Va bene la Tua conversione, ma devo ricordarTi, per la verità e per la sostanza della questione, che quando io mi ribellai alle baggianate planetarie e transnazionali, ai congressi turistici a Budapest, a Gerusalemme ed a Zagabria, al simbolo pagato 30 milioni, al parere “giuridico” di Onida costato altrettanto e alle altre dissennatezze della pur dissimulata liquidazione del Partito, non potetti certo contare su un analogo Tuo dissenso, che, se ci fu, fu assai ben dissimulato e segreto.
E’ del “partito” transnazionale e dei principi planetari, cioè dello squallido residuato dello scioglimento da me denunziato, non hai esitato a valerTi quando, con il “nuovo” suo strumento plaudente, Pannella fece il patto con Berlusconi che, tra l’altro avrebbe dovuto portarTi di nuovo in Parlamento.
Ed allora sia ben chiaro: concorri pure alla spartizione del mito e del nome, di qualcosa, cioè che Pannella per anni fece passare per esistente, dopo essersene liberato assieme a chi, magari un po’ imprudentemente aveva creduto a quell’idea di Partito, però è meglio che eviti di citarmi, col rischio di lasciar intendere che anche di quella mia attività, delle idee concretamente politiche, delle mie previsioni, Tu possa considerarti erede, specie con quel Tuo Comitato del SI a Renzi.
Detto tutto questo, infatti, devo aggiungere che questo Tuo impegno per il SI non mi sorprende, ma mi preoccupa per la disinvoltura con la quale ben sai ripetere i relativi slogans.
Hai evocato, nell’articolo su Il Foglio, tutte le litanie dei sostenitori di una riforma costituzionale, della quale mi permetto di dubitare Tu abbia mai letto il testo.
“E’ bella perché è nuova”. Una volta Ti si attribuì il merito di essere il più giovane dei segretari di partito. E mi pare, Tu, in modo invero spiritoso, aggiungesti anche di “essere più bello”. Mi pare di Cicciolina.
Ed aggiungi che le riforme di Renzi vanno bene quali che siano, perché “però esistono”.
Forse scambierai questo per realismo politico. Non è necessario, rifarsi, invece, per definirle, ad un certo “vitalismo” ed “attualismo”, del resto passati di moda e non certo portatori di benefici al nostro Paese. Ma, quale che sia la qualificazione di questo modo di vedere le cose, di giustificare un’approvazione che, del resto ha sicuramente motivi diversi, sta di fatto che questo è non voler ragionare, discutere, motivare l’approvazione di una riforma costituzionale, che non è uno spettacolo di varietà.

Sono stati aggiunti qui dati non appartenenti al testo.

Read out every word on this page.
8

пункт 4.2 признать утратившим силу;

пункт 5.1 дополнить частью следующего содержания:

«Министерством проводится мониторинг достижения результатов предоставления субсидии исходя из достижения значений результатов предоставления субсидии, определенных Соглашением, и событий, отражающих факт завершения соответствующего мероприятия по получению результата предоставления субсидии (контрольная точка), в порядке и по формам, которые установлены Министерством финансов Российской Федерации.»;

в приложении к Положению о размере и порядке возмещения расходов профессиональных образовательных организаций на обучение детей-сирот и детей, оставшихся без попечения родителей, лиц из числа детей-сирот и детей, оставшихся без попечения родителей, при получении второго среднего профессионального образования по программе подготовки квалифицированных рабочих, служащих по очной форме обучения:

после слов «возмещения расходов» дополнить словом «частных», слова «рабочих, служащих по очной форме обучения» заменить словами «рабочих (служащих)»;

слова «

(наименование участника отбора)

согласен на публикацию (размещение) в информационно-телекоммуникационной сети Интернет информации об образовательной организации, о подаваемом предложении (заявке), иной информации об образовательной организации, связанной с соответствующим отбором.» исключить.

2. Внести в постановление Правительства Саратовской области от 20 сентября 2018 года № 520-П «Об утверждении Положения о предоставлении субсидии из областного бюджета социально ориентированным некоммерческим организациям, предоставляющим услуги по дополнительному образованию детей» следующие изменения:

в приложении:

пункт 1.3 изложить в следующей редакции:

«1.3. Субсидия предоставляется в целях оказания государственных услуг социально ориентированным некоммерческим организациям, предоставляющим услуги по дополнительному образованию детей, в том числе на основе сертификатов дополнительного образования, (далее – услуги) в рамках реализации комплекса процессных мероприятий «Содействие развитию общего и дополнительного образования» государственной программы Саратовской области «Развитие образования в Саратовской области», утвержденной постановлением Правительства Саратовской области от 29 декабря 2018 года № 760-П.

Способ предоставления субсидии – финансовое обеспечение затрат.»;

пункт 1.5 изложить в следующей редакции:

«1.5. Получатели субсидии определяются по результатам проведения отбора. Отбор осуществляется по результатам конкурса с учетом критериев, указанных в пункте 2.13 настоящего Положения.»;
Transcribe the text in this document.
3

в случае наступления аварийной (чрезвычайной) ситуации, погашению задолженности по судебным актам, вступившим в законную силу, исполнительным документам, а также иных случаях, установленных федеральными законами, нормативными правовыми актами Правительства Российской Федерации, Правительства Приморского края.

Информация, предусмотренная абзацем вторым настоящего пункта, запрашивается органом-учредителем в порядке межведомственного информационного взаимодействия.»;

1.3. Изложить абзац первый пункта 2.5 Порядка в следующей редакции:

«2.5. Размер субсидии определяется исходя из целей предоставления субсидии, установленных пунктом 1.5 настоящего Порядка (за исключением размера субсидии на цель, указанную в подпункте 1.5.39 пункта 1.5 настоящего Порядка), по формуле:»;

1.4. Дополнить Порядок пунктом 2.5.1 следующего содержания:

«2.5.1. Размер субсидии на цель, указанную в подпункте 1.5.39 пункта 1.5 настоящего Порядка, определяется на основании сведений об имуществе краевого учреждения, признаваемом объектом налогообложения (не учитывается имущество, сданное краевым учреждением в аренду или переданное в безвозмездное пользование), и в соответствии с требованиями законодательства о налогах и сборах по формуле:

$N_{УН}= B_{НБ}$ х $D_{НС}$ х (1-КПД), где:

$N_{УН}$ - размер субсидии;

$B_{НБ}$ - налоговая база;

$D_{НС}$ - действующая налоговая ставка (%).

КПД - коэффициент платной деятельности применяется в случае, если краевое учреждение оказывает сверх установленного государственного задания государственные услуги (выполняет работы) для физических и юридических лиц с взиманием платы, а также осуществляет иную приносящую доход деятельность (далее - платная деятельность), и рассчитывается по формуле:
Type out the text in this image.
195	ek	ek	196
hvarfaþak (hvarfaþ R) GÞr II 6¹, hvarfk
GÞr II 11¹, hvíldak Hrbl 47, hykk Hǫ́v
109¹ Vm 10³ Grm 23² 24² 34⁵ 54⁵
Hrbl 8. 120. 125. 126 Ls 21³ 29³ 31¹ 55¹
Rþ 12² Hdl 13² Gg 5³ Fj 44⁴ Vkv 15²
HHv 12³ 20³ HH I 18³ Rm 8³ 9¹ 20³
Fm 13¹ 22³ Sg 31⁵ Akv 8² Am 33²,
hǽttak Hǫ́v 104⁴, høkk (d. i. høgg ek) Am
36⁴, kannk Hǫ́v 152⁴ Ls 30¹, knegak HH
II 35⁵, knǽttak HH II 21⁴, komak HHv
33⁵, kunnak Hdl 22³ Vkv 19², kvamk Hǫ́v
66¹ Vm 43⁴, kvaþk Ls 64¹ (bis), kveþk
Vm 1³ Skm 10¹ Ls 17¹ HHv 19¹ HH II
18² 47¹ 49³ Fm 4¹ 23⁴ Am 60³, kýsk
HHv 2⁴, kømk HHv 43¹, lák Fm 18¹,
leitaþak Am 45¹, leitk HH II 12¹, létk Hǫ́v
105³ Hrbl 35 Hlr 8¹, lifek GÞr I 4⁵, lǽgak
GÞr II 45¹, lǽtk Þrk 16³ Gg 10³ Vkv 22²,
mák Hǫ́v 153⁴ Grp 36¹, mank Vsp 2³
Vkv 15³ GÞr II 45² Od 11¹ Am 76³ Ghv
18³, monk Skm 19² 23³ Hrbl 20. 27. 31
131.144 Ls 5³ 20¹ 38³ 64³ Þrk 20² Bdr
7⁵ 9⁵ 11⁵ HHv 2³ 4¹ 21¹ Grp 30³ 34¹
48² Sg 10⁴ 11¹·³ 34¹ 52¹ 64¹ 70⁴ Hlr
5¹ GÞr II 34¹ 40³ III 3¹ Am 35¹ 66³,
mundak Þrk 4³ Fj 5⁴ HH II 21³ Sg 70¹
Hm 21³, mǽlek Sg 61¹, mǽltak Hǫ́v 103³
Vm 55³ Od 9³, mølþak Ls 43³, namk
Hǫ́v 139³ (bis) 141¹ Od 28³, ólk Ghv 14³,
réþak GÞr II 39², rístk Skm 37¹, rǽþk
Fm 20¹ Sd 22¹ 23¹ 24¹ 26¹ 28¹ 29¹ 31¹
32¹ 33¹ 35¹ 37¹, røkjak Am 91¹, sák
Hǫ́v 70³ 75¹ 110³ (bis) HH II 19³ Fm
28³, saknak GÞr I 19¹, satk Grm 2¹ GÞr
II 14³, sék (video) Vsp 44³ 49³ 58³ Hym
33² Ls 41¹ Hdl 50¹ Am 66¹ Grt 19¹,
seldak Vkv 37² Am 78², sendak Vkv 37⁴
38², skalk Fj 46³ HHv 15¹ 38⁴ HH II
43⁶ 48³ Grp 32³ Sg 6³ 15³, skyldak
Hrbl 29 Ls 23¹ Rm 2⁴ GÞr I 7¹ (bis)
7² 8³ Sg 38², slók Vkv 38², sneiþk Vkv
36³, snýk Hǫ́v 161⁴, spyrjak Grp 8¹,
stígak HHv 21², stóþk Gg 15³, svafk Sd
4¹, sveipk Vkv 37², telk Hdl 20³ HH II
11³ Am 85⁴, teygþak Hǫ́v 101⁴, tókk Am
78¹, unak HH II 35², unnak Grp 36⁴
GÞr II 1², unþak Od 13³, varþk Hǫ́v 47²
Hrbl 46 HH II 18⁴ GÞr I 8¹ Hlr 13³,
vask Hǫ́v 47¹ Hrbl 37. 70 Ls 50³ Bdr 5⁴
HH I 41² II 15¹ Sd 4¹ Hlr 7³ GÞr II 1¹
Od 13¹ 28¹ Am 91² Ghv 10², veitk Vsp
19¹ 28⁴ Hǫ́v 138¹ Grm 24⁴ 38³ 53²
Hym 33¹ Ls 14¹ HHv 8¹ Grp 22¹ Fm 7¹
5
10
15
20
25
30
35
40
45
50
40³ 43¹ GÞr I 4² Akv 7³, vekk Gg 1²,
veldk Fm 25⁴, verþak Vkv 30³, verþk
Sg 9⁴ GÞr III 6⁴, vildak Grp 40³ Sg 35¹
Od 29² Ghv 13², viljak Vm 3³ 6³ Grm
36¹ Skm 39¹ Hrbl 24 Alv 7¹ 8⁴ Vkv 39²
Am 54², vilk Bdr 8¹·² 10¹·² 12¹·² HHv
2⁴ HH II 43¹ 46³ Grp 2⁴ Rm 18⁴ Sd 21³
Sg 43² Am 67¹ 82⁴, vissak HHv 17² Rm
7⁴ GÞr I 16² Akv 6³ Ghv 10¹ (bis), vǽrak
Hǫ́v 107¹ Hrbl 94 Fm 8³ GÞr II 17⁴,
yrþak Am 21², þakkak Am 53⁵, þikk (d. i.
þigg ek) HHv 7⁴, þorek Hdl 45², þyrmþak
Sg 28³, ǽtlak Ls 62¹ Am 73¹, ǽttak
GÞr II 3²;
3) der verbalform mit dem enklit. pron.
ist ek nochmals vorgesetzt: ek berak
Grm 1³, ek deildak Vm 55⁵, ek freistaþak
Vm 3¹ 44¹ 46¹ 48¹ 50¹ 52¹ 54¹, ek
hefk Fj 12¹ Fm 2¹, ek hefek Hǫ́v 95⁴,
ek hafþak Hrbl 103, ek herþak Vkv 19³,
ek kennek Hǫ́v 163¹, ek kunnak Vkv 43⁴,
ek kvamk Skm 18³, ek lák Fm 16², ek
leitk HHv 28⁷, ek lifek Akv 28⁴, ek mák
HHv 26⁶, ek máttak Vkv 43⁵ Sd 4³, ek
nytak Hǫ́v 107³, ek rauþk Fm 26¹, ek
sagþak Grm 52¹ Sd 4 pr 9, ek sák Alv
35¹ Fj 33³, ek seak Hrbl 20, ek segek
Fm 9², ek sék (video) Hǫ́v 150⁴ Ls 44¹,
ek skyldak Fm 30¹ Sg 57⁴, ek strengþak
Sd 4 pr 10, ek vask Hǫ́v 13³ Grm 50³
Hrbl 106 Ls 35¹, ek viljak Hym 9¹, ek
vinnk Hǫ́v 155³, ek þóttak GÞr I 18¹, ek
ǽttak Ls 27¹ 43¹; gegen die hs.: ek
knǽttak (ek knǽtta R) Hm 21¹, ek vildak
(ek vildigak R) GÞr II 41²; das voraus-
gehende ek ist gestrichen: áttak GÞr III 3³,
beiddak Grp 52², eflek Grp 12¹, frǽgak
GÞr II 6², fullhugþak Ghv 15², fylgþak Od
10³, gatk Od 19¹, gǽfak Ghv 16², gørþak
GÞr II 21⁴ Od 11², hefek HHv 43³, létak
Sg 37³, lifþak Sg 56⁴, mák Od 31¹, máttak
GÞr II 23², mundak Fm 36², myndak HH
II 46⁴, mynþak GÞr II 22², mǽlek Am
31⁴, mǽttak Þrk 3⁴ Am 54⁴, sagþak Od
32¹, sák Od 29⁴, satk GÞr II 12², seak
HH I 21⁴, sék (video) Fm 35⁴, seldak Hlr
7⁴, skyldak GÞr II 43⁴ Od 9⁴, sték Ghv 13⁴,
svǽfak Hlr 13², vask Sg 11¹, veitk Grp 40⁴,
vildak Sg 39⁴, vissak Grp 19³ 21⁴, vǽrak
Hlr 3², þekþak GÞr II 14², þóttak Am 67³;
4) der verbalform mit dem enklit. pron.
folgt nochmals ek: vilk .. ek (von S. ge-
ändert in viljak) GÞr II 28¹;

Fa pure dell’ironia sui “professori supremi”. Ma il loro giudizio vale certo più del Tuo “è bello perché esiste” e “nuovo è bello”.
Neghi che possa esserci una deriva autoritaria, perché oggi c’è l’Europa e di là vengono gli ordini etc. E’ come dire. “sfasciamo pure l’aereo, tanto c’è il paracadute”.
E poi c’è l’autoritarismo con gli stivali, ma c’è pure quello con le pantofole e le scarpe da ginnastica, con i sorrisi anziché con la faccia feroce.
E, inoltre vedo che Ti sei così allineato al parlar d’altro che della sostanza, della coerenza, della possibilità di funzionamento della riforma Bosco-Renziana. Un parlar d’altro che una volta consisteva nella preferenza dei “principi planetari”, oggi nella magnificazione dei conati di Renzi.
Potrai, caro Giovannino, liquidare queste mie considerazioni rovesciando il Tuo concetto di “nuovo è bello” in “vecchio è brutto e rompiscatole”. E potrei, a mia volta risponderTi che questa Tua rivendicazione, con un discutibile beneficio dell’inventario, dell’eredità del nome e del gradimento universale di Marco Pannella, Ti si attaglia perché sarà balorda, “ma esiste”.
Non Ti negherò il diritto di essere cinico. Solo Ti consiglio di porTi un limite.